The Bank of Korea building in downtown Seoul. The building was completed in 1912.

 

The Bank of Korea (BOK) froze the seven-day repurchase rateat 2.50%.

On August 8, the BOK decided to keep interest rates on hold in a Monetary Policy Committee meeting presided by Governor Kim Choong-soo.

In fact, Korea's central bank has reached the same conclusion for the third month in a row, after slashing the key interest rate by 0.25% on May 9. 

The reason for the repeat decision is that, despite predictions of improving signs of the local economy and the modest growth of consumer prices, upside & downside risks, such as concerns about China's slowdown, exist.

There is speculation that the reduction of quantitative easing (QE) by the Federal Reserve (Fed), the biggest factor in the BOK's interest rate policy, may begin this September. But the outlook remains uncertain.

Due to uncertainty over QE, central banks worldwide have been pursuing different monetary policies based on their own economic situations. For example, some emerging economies like Indonesia and Brazil, whose financial & foreign exchange markets are unstable, raised their benchmark interest rates. Australia, in contrast, slashed its rates. As for the EU, the European Central Bank (ECB) kept theirs unchanged because of an economic downturn in the region.

Meanwhile, the central bank in Seoul lowered interest rates further to the current 2.50% in May when the government drafted a revised supplementary budget, after cutting rates a quarter point to 3.00% in July and 2.75% in October last year, and then freezing interest rates repeatedly.

In a press conference,held immediately after the Monetary Policy Committee meeting, the governor said, "Overreacting to global financial market volatility is unnecessary, but we are closely monitoring the situation. We are also contemplating how to respond to external variables such as QE reduction." But he did not mention the timing of an interest rate hike in the event of such a move. 

Experts consider the timing and size of QE reduction as the main factors of BOK's rate increase.

Gov. Kim pointed out, "Fed's QE cut is basically a matter of time. It will be implemented when the US economy improves. The Fed will make a decision by reviewing relevant data." 

The most mentioned piece of data is the US unemployment rate.

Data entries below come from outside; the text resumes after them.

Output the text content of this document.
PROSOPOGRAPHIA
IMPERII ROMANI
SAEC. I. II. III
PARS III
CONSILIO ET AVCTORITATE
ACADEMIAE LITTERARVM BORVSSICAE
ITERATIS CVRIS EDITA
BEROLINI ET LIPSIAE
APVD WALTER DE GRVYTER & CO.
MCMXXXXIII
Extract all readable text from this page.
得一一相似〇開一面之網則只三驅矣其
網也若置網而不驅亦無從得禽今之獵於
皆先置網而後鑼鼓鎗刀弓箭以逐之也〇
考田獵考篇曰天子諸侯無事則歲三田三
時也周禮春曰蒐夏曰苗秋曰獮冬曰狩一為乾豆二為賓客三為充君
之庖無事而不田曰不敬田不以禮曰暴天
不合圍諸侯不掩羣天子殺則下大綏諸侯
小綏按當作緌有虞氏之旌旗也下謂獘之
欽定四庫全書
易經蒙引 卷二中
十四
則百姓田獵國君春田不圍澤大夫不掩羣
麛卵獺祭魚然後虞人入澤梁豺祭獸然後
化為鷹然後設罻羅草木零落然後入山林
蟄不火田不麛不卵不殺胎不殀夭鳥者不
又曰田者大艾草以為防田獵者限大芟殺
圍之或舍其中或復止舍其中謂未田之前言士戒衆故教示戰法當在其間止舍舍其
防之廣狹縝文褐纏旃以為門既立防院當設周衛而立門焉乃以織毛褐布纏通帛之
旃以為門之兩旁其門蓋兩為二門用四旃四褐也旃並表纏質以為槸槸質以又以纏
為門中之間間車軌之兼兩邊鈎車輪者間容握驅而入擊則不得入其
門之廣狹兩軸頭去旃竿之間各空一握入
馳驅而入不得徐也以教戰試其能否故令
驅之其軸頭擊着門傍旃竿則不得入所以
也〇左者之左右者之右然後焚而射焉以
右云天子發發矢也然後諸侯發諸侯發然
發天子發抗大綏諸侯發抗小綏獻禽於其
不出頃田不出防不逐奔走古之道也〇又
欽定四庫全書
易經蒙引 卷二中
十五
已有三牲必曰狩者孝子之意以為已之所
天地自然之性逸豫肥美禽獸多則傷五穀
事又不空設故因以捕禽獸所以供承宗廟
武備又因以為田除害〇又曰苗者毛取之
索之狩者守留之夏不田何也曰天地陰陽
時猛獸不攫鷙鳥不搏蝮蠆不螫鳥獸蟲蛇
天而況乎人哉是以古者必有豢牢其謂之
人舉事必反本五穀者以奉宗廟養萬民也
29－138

Recently, some of the Federal Reserve Board of Governors talked about the possibility of QE reduction. As to the instability in financial markets, they said, "The market will witness repeated volatility until an exit strategy is finalized," adding, "We will act right away."

Regarding the possibility of Korea's financial losses arising from capital outflow, the BOK governor remarked, "The fundamentals of Korea's macroeconomy are sound, and its foreign currency reserves are adequate."